Un loup… A l’entendre, un vampire, ou un être de nuit, tenait du loup, et elle de l’agneau. L’analogie la fit brièvement sourire. Elle était donc un agneau au milieu d’un peuple de dragons, destinée à les contrôler… On imaginait déjà mal une brebis commander une meute de loups, alors un troupeau de dragons… Car les Commandeurs ne se comparaient pas à n’importe quel fauve, mais bien à des dragons fondant sur leurs proies. Elle l’écouta parler, décrire le fait d’être mordu, sans pour autant vraiment le décrire, parlant de choses et d’autres, mais de rien ce qui ne l’intéressait vraiment, sauf pour quelques détails.
« Rassurez-vous, d'après des points de vus, cela n'est pas douloureux, bien au contraire, cela est soit disant jouissif... »
L’image la fit sourire, et il promena ensuite ses doigts sur son cou, à l’emplacement fétiche d’une morsure, et, pour mieux le titiller, elle pencha un peu sa tête, exposant son cou, avec sa veine qui battait. Sentait-il à quel point elle était excitée ? A quel point son sang devait follement circuler dans son corps ? Est-ce que ça ne la rendait pas encore plus appétissante ? Il lui demanda quelles étaient ses motivations, tout en l’assurant qu’elle ne deviendrait pas un vampire, ce qu’elle savait déjà, et elle s’empressa de lui répondre.
« L’un des Commandeurs a déjà parlé des vampires, expliqua-t-elle. Une maison de charme tenue par des vampires dans une grande ville, où les vampires sont payées avec des pièces d’or et des pièces de sang, et il affirmait que les morsures étaient loin d‘être désagréables, bien au contraire. »
Elle l’avait entendu à la table de Père, alors qu’elle mangeait une énorme cuisse de poulet, et que des Commandeurs, revenus à Sylvandell, palabraient entre eux sur leurs voyages. La conversation, qu’elle avait surpris, lui était restée en tête. Elle se rapprocha un peu plus du vampire, le bout de ses deux seins galbés frottant contre sa chemise. Elle parla alors sur un ton un peu plus bas.
« Quant à ce que je veux… Appelez cela de la curiosité… » fit-elle claquer dans le creux de son oreille, avant de délicatement s’écarter.
La Princesse s’écarta un peu, avant de croiser les bras en le regardant. Cessant de jouer à ce petit jeu de séduction, elle reprit un air un peu plus princier, retrouvant ses contenances.
« S’il y a une chose que j’apprécie, c’est la franchise. Je ne pense pas que votre présence ici soit un pur hasard, même si je pense que vous avez joué de malchance… Ou pas, selon les points de vues.

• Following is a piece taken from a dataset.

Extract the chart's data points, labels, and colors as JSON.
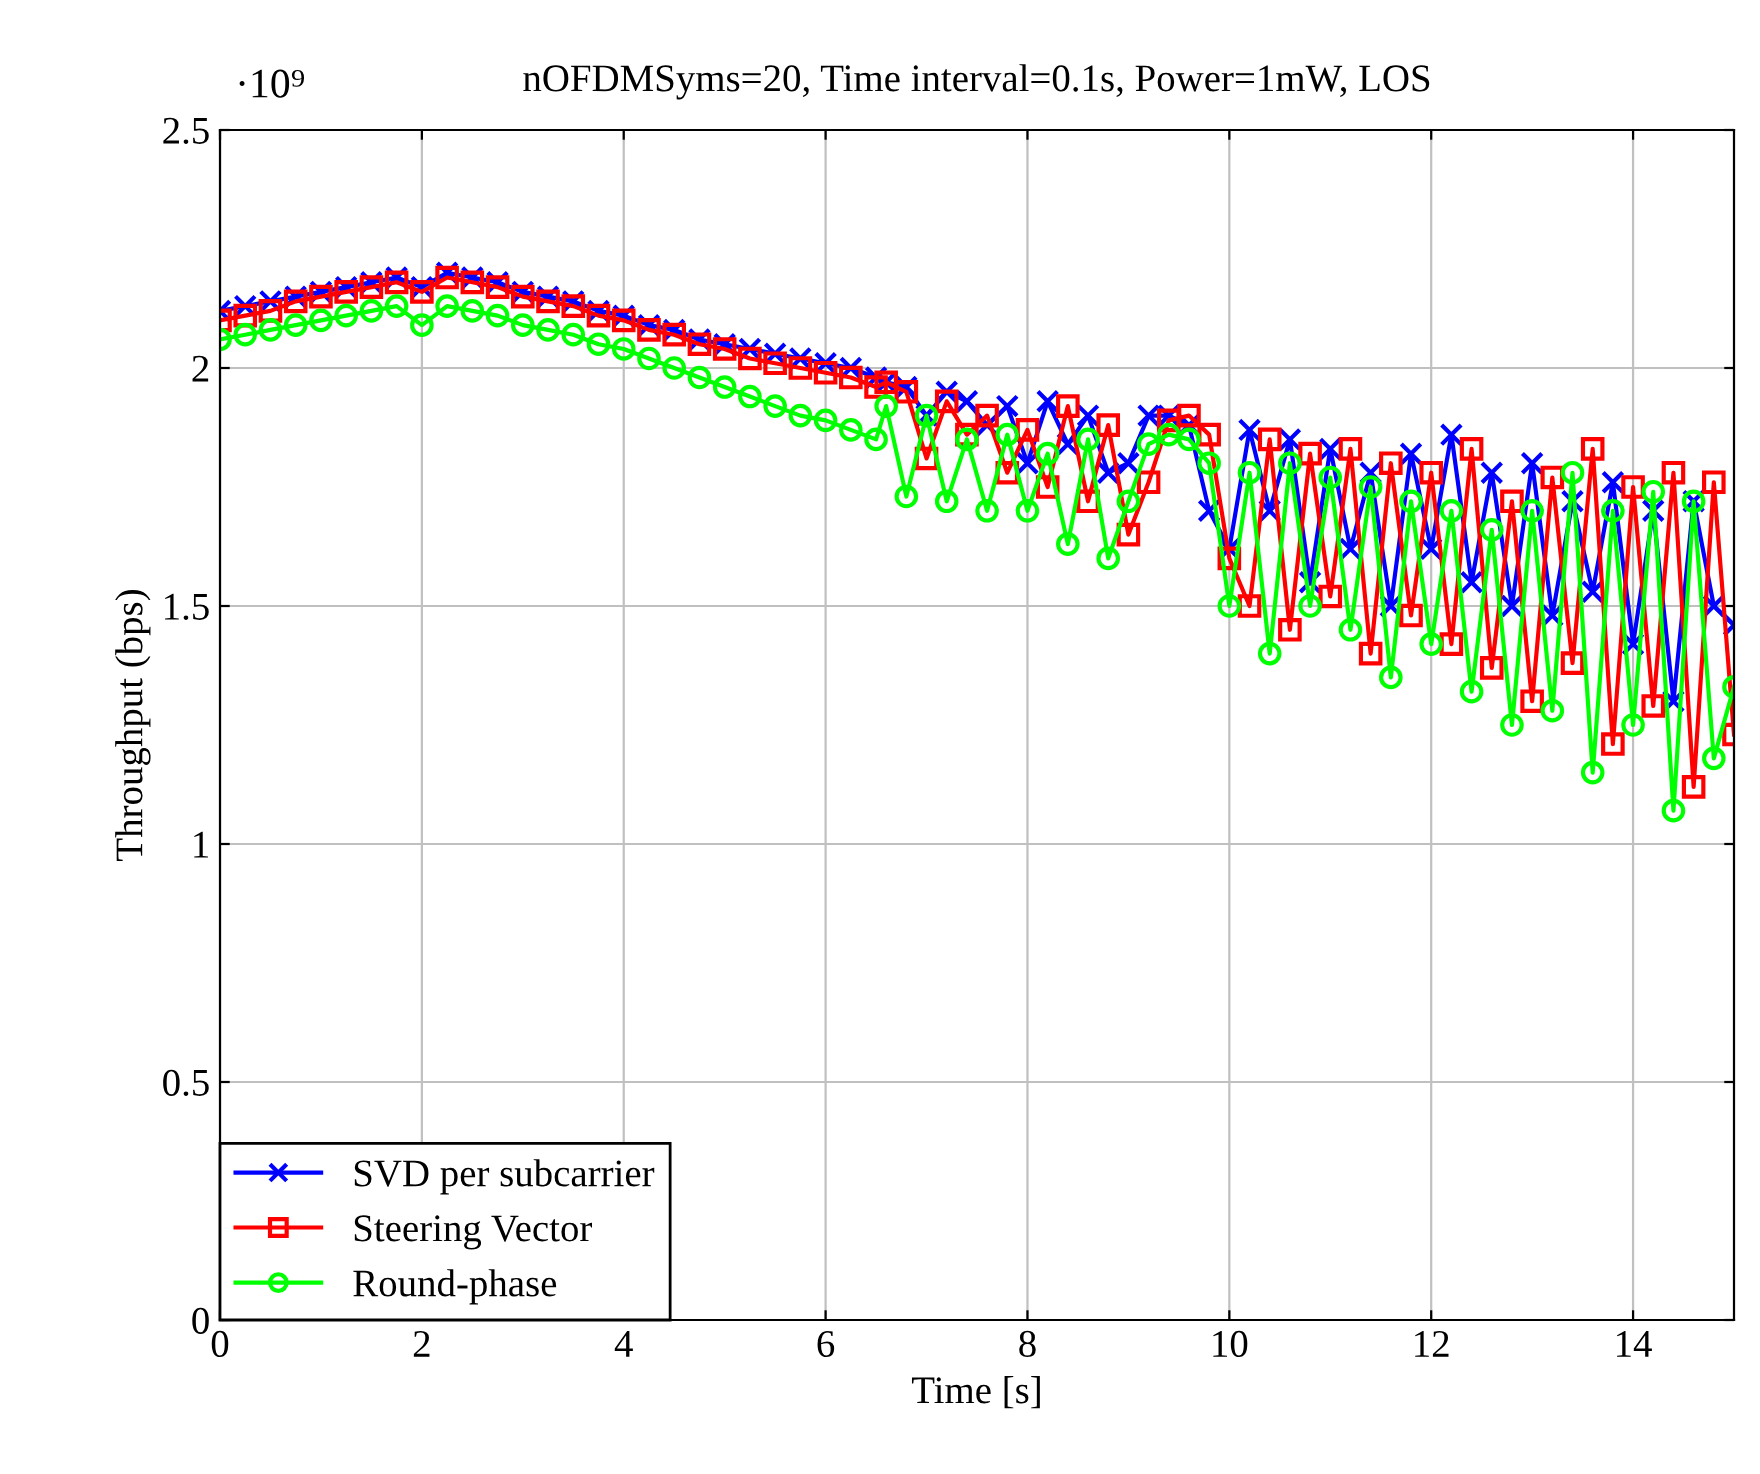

Quoiqu’il en soit, je ne suis pas totalement dupe. Vos dents bien pointues ne mentent pas, et je vois dans vos yeux un désir fou. Mon sang vous fait envie, et, même si j’appelle ma garde, le temps qu’elle arrive, vous aurez amplement l’occasion de vous abreuver de mon sang, et, sous l’effet conjugué de la peur et de l’excitation, à supposer qu’un vampire puisse avoir peur, de me trancher une veine, ce qui me tuera. Nous voilà dans une fâcheuse impasse », résuma-t-elle.
Bras croisés, elle laissa plusieurs secondes s’écouler, réunissant ses pensées, avant de poursuivre.
« Mon sang vous fait envie, et, si c’est ce qu’on dit de votre espèce est généralement inexact, variant entre les légendes, les conteurs s’accordent généralement pour considérer que votre soif de sang est inextinguible. Il est donc dans notre intérêt commun de vous laisser boire à ma gorge. »
De plus, même si elle n’osait pas se l’avouer, elle trouvait aussi excitant que dangereux. Elle se doutait bien du déroulement de la chose, de la minutie que cela suscitait. Seishi allait titiller sa veine pour absorber son sang, et deux risques majeurs se présentaient : soit qu’il aille trop loin en perçant la veine, ce qui reviendrait à provoquer une hémorragie interne relativement mortelle, soit qu’il absorbe tout son sang. Deux risques majeurs, mortels, mais n’est-ce pas ça qui rendait précisément la chose attirante ? Alice était une Korvander, et ce n’était que face à la mort qu’un Korvander devait savourer et déguster la vie.
« Dites-le », conclue-t-elle, tout simplement.